Pero no todos los puntos de vista pueden encajar en la arquitectura de nuestro proceso de pensamiento y, en última instancia, en nuestra vida. Por lo tanto, es muy importante hacer una pausa y verificar de quién estás recibiendo consejos sobre dinero.

El dinero no es un tema aislado sino que subraya el tipo de vida que vivimos, los libros que leemos, las aventuras que hacemos y si la propina que dejamos en un café va acompañada de una sonrisa o un saludo amistoso.

Si no te gusta la forma en que el dinero sustenta las decisiones de tu vida, entonces hazte la siguiente pregunta: ¿cómo llegue a pensar de esta manera? Esta pregunta a menudo te lleva más cerca de la fuente de donde tomó forma el pensamiento y eso te da la opción de si deseas cambiar tu relación con el dinero o no.

«No me digas cuáles son tus prioridades. Muéstrame dónde gastas tu dinero y te diré cuáles son «. – James W. Frick

3. Costo versus valor

A lo largo de los años, comencé a hacerme la siguiente pregunta: “¿Qué valor obtengo al gastar una cierta cantidad de dinero?” Valor = qué problema mío se resolverá. Costo = los dólares reales que gasto.

Esta pregunta me la hacía mientras miraba las cosas desde una perspectiva de la cantidad en dólares que estaba pagando. Y el tamaño de esa figura solía ser el factor decisivo de si era posible o no gastar más o menos en un determinado tipo de solución o producto.

Se podría argumentar que «valor» es el grado de mejora que obtienes en tu vida. ¿Pagaría casi un 60% más por un par de auriculares inalámbricos porque no se enredan cada vez y viajas bien con ellos? ¿Me molestaría en ahorrar USD 100 en el mejor teléfono o computadora portátil, algo que usaré todos los días durante al menos algunos años? ¿Me lo pensaré dos veces antes de ayudar a la recaudación de fondos de un amigo? De ninguna manera.
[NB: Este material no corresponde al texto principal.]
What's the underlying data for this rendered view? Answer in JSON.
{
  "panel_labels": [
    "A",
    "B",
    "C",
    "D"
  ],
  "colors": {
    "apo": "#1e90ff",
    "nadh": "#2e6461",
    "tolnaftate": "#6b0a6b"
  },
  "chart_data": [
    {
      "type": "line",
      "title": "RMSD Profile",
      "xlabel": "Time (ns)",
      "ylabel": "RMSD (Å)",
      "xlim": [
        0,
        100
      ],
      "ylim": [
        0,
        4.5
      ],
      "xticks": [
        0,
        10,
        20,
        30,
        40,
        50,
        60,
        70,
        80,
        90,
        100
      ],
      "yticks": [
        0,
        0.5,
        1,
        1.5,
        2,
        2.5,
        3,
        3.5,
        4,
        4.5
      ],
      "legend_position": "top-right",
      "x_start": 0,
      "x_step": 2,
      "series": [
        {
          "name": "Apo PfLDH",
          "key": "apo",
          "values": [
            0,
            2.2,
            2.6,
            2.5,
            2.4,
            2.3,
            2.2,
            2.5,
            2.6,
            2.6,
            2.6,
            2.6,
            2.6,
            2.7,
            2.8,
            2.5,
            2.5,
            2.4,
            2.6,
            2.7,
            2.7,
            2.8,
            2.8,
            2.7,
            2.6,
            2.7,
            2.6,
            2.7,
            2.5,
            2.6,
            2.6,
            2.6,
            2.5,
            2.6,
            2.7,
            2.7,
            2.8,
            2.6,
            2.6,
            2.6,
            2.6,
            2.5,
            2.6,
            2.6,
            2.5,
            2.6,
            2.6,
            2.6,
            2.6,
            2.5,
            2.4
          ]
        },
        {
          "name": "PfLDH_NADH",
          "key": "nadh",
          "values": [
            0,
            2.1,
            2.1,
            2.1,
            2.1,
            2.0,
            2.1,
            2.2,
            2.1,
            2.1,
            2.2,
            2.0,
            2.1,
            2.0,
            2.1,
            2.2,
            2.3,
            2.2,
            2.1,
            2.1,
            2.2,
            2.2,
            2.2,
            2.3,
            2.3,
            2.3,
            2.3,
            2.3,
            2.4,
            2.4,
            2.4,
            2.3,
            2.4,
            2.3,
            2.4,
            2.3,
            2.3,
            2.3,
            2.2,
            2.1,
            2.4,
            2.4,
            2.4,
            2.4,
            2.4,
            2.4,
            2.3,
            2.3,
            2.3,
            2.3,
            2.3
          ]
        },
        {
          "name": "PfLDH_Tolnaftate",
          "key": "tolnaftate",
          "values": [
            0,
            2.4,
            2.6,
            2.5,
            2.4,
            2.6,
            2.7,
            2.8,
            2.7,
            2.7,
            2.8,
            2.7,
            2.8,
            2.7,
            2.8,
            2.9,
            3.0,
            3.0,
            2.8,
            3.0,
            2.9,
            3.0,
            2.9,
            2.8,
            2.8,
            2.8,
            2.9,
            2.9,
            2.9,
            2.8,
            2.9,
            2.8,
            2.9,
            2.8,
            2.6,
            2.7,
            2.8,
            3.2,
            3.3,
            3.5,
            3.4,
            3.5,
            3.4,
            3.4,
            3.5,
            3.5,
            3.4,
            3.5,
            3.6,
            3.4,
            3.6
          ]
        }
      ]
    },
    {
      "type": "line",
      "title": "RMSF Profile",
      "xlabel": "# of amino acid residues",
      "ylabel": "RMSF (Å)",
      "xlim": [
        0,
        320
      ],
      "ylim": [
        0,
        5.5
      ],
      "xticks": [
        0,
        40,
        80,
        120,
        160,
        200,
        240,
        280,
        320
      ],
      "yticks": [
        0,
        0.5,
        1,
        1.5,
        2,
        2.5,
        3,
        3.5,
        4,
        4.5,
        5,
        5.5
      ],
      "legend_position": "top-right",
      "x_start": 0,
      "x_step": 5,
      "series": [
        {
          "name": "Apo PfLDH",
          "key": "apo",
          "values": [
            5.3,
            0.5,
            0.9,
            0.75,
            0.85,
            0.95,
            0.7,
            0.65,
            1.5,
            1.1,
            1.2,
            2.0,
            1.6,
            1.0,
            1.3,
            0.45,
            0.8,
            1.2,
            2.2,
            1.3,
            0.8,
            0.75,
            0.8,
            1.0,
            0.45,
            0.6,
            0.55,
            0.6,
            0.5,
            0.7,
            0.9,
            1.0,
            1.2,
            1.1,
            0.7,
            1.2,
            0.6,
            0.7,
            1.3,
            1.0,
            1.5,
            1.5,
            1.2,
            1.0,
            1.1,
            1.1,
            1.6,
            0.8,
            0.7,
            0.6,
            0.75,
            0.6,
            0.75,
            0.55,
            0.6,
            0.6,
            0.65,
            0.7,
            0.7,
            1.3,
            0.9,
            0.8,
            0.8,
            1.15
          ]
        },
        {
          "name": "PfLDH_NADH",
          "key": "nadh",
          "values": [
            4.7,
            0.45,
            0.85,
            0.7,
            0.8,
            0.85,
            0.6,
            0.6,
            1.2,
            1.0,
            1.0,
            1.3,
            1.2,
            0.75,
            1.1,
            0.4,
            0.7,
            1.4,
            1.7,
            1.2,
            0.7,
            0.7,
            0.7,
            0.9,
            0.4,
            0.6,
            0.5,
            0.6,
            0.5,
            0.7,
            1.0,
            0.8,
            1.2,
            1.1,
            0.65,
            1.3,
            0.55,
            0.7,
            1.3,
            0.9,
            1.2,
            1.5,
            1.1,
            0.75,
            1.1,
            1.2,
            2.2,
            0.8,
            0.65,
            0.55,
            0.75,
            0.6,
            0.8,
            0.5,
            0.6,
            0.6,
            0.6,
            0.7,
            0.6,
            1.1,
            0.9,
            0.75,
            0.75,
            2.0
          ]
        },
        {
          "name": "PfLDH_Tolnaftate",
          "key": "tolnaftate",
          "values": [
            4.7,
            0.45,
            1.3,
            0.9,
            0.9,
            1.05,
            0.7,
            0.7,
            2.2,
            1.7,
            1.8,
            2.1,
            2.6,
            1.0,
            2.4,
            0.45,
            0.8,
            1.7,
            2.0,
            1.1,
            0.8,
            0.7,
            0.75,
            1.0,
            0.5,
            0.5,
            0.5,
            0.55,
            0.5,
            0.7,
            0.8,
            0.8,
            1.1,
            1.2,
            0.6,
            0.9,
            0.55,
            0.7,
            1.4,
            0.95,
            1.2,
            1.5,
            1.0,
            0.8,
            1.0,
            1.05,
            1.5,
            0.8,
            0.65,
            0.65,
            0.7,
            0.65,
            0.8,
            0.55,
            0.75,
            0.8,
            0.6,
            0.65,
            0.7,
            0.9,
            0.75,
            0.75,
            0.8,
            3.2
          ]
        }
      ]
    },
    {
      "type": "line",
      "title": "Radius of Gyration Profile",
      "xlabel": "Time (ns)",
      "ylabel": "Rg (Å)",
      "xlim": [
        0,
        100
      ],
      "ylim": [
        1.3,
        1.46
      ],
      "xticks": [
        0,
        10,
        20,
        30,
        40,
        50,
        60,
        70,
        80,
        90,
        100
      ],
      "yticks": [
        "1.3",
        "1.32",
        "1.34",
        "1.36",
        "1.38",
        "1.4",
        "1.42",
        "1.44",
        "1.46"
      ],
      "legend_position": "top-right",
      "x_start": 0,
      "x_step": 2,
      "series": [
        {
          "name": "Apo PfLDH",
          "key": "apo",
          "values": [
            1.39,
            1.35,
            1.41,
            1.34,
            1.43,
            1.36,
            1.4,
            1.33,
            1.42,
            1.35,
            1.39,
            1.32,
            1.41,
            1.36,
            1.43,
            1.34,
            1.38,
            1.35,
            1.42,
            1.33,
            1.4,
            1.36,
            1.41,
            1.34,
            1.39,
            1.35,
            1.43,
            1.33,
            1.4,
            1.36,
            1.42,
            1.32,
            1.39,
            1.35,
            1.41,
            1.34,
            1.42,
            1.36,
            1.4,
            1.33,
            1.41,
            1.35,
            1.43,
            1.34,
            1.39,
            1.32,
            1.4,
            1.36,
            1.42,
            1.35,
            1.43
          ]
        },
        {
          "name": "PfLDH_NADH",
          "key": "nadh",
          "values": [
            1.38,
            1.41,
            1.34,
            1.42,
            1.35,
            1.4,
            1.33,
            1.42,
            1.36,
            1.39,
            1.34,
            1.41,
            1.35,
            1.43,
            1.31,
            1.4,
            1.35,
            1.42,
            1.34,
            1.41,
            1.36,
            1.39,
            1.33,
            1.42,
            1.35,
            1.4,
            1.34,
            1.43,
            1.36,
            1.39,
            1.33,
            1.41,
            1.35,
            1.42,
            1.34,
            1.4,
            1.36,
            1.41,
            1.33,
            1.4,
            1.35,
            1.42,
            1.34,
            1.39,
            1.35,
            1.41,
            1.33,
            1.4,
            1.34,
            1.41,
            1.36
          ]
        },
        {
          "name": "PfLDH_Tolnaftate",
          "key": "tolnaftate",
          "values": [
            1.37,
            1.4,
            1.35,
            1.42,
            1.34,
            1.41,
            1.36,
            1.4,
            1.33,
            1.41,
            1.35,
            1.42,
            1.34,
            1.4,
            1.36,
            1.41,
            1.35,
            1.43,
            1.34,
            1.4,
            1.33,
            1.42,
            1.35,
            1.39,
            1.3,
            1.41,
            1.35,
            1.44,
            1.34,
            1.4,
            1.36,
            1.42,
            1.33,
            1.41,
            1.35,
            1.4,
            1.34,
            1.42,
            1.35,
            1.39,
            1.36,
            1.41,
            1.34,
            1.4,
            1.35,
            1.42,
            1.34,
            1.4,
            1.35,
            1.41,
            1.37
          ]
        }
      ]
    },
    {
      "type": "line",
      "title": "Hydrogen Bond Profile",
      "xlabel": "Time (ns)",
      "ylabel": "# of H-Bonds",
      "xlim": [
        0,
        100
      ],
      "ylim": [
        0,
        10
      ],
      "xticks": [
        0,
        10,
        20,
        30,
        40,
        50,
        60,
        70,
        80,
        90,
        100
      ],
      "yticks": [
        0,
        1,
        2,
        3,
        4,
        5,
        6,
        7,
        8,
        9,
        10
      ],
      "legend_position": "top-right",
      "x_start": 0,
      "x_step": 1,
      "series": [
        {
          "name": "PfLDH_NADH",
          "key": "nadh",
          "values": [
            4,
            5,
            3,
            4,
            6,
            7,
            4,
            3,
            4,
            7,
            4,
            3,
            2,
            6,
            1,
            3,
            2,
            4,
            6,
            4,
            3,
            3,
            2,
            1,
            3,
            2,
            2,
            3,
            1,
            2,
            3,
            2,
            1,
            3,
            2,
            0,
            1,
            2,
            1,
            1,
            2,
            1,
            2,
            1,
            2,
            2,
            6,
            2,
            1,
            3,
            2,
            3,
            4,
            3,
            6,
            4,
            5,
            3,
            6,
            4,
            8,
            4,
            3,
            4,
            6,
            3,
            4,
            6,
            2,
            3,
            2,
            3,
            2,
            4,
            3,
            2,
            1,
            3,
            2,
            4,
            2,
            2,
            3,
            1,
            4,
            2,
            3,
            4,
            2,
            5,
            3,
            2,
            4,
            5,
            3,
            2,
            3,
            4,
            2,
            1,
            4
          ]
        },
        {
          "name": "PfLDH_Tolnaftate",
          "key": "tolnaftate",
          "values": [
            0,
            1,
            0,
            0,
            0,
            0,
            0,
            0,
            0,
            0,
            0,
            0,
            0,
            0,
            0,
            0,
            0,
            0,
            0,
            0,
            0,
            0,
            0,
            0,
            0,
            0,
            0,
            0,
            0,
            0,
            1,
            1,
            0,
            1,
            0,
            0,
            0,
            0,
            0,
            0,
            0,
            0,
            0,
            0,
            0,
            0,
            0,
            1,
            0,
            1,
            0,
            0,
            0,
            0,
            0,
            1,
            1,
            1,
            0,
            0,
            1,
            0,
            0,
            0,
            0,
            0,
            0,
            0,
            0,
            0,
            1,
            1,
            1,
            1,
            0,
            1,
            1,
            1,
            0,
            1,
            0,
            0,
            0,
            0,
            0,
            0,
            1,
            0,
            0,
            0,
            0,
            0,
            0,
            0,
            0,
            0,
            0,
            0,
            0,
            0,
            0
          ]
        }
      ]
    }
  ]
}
El valor es algo que resuelve mi problema y mejora mi vida. Lo veo como la eliminación de aspectos irritantes para poder dejar de hacer tonterías y dedicarme a cosas como trabajar para lograr mis objetivos o aumentar mi tiempo de ocio.

Nuestra relación con el dinero es de por vida. Haz que sea más fructífera y amable siguiendo las pautas que hemos mencionado hoy.

Con información de Addicted 2 Success.